The ideas contained in his book on evolution
are worth reading and useful even today. He wrote commentaries on Aristotle,
Galen, Euclid and Ptolemy. Indeed, he contradicted Ptolemy's and Euclid's
theory of vision that objects are seen by rays of light emanating from
the eyes; according to him the rays originate in the object
of vision and not in the eye.
ALHAZEN’S BILLIARD PROBLEM
In 1997, Alhazen’s name was briefly
in the news. He had worked extensively on a problem formulated by Ptolemy
in A.D. 150. Alhazen wrestled so hard with it that it became known as
‘Alhazen’s Problem’, or even ‘Alhazen’s billiard problem, because the
questions it deals with can apply to billiard balls as well as spherical
mirrors. It was not solved until more than a thousand years after Alhazen’s
death, by an Oxford don in 1997.
It was known as ‘the last great problem
of classical geometry’, and for Alhazen it could be posed in this way.
Given a light source and
a spherical mirror, find the point on the mirror where the light will
be reflected to the eye of an observer.
Adapted to become "Alhazen's Billiards Problem",
it may also be formulated in this way: How does one find the point on
the boundary of a circular billiards table at which the
cue ball must be aimed, if it is to hit the cushion and then the black
ball? Dr. Peter Neumann, a fellow of Queen’s College, Oxford cracked this
riddle, which had baffled mathematicians for a millennium. The great difficulty
in the problem lay in the fact that mathematicians envisage spherical
mirrors or billiard balls as infinitely small points. Classical ruler-and-compass
methods developed by Euclid, the Greek mathematician, were not helpful
in this case. They did not provide the means to derive a cube root. Neumann
translated the billiards table geometry into co-ordinates on two axes.

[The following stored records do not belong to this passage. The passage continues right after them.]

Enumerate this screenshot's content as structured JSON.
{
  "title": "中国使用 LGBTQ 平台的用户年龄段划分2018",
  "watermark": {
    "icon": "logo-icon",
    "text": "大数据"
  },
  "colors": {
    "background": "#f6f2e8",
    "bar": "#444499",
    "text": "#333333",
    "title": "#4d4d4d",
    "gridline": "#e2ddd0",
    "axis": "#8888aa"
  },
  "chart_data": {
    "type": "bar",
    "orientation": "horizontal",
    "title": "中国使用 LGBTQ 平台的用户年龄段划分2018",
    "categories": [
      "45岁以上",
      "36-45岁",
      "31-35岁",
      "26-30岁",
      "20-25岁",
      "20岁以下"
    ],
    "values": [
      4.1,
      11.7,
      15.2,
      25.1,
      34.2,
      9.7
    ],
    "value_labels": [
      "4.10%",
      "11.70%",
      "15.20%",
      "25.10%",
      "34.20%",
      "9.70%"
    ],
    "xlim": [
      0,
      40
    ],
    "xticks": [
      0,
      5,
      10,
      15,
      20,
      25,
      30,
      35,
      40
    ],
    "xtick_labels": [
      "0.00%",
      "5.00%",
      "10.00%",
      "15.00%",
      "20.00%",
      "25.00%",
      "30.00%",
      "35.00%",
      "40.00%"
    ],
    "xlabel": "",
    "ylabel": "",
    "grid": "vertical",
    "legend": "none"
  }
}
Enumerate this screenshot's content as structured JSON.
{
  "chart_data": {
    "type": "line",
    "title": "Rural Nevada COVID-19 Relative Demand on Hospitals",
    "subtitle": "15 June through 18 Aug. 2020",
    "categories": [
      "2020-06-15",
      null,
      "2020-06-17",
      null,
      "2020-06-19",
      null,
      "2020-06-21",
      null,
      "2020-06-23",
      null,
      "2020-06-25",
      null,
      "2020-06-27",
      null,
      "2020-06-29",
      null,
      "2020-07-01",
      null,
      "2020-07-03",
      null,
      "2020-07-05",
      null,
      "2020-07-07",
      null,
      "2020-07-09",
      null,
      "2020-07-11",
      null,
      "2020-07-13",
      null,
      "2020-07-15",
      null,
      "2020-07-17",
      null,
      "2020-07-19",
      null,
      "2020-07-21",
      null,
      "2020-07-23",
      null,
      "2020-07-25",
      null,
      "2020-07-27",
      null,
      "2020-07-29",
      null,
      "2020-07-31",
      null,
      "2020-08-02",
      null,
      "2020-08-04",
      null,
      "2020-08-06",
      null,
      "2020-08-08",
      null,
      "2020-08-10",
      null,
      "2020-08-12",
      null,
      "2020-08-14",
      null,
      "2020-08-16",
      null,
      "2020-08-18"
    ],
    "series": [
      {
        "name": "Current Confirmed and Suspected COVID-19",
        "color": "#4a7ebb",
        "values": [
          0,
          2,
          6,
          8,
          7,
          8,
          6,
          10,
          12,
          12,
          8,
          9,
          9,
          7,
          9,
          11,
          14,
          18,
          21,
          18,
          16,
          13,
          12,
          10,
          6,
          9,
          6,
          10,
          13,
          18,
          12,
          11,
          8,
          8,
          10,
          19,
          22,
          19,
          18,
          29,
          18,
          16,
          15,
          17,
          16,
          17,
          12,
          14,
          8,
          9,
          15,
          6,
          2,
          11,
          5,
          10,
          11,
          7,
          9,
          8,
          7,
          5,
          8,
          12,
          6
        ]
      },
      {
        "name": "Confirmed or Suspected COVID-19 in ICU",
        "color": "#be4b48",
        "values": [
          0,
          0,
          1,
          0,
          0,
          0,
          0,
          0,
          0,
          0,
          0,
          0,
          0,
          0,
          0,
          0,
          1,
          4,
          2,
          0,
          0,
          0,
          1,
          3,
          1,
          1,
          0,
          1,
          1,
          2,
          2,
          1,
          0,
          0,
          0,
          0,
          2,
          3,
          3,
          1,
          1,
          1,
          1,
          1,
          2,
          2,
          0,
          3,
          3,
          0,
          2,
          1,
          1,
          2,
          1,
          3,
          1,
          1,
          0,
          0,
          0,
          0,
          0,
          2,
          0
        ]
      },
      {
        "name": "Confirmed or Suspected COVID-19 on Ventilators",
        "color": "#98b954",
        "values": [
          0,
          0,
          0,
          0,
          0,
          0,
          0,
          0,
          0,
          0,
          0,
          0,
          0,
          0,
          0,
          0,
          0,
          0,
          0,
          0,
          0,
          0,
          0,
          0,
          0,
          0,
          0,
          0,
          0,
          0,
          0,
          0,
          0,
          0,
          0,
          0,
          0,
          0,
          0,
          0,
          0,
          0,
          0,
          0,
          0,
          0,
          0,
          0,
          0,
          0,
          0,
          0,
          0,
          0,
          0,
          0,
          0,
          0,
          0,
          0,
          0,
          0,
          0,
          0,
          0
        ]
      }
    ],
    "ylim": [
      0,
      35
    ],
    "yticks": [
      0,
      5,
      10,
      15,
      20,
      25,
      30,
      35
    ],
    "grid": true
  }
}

These may be called X and Y. It was an insight Neumann took from the work
of Descartes in the 17th Century.
Then the problem could be tackled using
a theory formulated in 1830 by an 18-year-old called Evariste Galois (Incidentally,
he died in a duel two years later). Galois's theory in its modern version
is the theory of equations as studied by third-year mathematics students.
So, once he had arrived at that stage, Dr. Neumann’s work was swiftly
done. At the time, Dr. Neumann explained that his proof would have no
practical use at all – neither in optics, no billiards, nor – as he put
it – " for designing light bulbs, let alone finding the number of
people to change them."
Beer and Medler in their famous
work Der Mond (1837) mention one of the surface features of the moon named
after Alhazen. It is the name of a ring-shaped plain to the west of the
hypothetical Mare Crisium in Section No.12.